China’s economy shrinks
December 1st, 2008 - 6:33 pm ICT by IANS
- Beijing, Dec 1 (Xinhua) The Purchasing Managers’ Index (PMI) of China’s manufacturing sector dropped to 38.8 percent in November, down 5.8 percentage points from October, indicating that the country’s economy has further contracted, the China Federation of Logistics and Purchasing (CFLP) said Monday. It was the index’s lowest point since the CFLP initiated the survey with China’s National Bureau of Statistics in 2005.
It was also the fourth time China’s PMI declined below 50 percent within this year, which reflected the country’s economy had further contracted, analysts said.
The PMI included a package of indices used to measure a country’s monthly economic performance. China’s PMI was conducted on the base of surveys directed at purchasing and supply managers of more than 700 manufacturers across the country.
A reading above 50 percent suggests expansion, while one below 50 percent rings alarm for economic slowdown.

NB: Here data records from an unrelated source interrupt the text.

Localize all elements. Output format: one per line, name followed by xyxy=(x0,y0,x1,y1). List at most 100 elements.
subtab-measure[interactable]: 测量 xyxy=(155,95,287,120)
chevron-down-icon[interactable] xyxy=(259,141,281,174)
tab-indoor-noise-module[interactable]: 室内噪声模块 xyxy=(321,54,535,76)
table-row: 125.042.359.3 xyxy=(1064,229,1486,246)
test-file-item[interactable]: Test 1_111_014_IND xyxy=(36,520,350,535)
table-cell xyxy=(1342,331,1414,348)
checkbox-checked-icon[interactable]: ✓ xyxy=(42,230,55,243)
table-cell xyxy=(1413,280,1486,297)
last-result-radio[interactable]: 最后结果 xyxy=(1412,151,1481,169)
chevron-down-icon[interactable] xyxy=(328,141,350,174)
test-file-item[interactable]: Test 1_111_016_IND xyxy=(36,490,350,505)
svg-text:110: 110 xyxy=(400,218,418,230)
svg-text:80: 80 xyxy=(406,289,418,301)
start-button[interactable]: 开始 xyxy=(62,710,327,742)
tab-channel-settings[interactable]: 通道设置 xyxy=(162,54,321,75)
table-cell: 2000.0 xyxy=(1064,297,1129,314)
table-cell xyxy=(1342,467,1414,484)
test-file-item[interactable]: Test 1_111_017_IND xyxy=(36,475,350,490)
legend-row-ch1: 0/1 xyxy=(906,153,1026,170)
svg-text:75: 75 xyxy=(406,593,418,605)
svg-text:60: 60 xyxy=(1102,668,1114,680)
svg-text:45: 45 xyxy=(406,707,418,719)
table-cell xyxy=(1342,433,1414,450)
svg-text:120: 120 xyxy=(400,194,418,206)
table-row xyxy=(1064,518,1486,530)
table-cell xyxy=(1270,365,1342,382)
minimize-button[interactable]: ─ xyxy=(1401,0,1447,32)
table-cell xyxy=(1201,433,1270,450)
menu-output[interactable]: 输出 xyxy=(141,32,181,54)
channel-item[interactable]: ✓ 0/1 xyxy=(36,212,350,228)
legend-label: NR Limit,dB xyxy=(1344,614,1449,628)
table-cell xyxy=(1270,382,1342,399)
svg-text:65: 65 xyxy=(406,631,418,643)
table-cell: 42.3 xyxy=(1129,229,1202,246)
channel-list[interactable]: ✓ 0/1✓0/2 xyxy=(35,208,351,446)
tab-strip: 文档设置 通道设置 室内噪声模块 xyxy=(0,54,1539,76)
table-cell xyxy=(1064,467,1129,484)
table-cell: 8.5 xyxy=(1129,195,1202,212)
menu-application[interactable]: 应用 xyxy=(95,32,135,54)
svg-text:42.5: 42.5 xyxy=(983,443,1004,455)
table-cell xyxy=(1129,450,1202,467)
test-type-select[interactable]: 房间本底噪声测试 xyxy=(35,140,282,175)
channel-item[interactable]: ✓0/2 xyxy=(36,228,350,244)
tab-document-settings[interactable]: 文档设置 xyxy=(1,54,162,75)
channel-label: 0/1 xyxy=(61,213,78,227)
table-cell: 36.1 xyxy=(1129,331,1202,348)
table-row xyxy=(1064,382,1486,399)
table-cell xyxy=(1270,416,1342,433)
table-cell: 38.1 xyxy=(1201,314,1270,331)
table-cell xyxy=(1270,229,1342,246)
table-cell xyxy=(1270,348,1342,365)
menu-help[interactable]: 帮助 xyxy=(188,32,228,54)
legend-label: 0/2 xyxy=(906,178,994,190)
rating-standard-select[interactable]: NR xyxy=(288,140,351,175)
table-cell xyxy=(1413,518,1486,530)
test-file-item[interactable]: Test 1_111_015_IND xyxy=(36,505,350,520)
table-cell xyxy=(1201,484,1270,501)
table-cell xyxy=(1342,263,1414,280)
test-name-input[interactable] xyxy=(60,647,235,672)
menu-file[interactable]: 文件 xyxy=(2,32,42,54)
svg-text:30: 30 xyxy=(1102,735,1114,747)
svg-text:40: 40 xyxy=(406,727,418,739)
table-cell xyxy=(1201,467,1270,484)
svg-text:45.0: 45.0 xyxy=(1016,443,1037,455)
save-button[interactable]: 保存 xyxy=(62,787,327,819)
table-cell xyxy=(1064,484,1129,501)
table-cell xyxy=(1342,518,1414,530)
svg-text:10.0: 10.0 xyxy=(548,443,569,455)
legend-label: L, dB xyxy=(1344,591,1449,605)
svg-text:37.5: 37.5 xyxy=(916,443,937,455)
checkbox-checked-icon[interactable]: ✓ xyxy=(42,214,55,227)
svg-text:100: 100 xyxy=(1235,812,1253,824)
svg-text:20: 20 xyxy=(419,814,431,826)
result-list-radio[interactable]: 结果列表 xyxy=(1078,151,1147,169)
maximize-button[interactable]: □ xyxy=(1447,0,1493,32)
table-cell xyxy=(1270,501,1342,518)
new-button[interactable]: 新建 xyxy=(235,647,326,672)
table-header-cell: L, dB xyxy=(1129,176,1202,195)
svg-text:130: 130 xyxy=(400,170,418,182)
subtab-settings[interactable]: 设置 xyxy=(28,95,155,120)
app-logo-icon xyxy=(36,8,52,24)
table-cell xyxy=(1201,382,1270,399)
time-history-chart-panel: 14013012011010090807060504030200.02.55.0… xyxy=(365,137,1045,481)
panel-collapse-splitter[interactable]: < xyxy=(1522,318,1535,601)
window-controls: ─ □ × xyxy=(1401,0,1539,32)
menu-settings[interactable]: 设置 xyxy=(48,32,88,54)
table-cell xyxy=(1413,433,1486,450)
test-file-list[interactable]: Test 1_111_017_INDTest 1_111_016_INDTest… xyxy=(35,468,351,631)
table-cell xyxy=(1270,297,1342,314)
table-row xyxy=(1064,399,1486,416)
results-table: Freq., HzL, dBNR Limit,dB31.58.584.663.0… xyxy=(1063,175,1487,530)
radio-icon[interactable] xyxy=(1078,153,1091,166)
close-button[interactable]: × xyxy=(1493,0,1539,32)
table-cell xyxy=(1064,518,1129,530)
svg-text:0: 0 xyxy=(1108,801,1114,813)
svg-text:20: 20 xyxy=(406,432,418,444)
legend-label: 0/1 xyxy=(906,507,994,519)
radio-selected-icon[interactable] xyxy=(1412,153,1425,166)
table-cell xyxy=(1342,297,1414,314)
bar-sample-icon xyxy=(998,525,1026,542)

Index measuring new orders dropped to 32.3 percent in November, down 9.4 percentage points from October. That of new orders for export eased to 29 percent, shedding 12.4 percentage points from the previous month.
Zhang Liqun, a researcher with the Development Research Center of the State Council, China’s Cabinet, said the PMI decline indicated the decelerating trend of Chinese economy.
However, Zhang said that “the government had taken a string of macro-management policies in an active manner and it would take some time for the effects to surface.”
China unveiled an economy stimulus package last month with a total of four trillion yuan ($583.4 billion), equivalent to nearly 78 percent of last year’s national fiscal revenue, to be invested in the next two years to boost domestic demand and improve people’s livelihood.
The People’s Bank of China (PBOC), the country’s central bank, said it would cut the benchmark one-year yuan lending rate to 5.58 percent from 6.66 percent and the one-year yuan deposit rate to 2.52 percent from 3.60 percent.
It was the fourth interest rate cut since mid-September. It also was the largest cut since October 1997, when the PBOC slashed the one-year rate by 1.44 percentage points to support growth amid the Asian financial crisis.
Zhang predicted that once the policies took effect after the spring next year, China’s economy would move on a relatively fast growth track.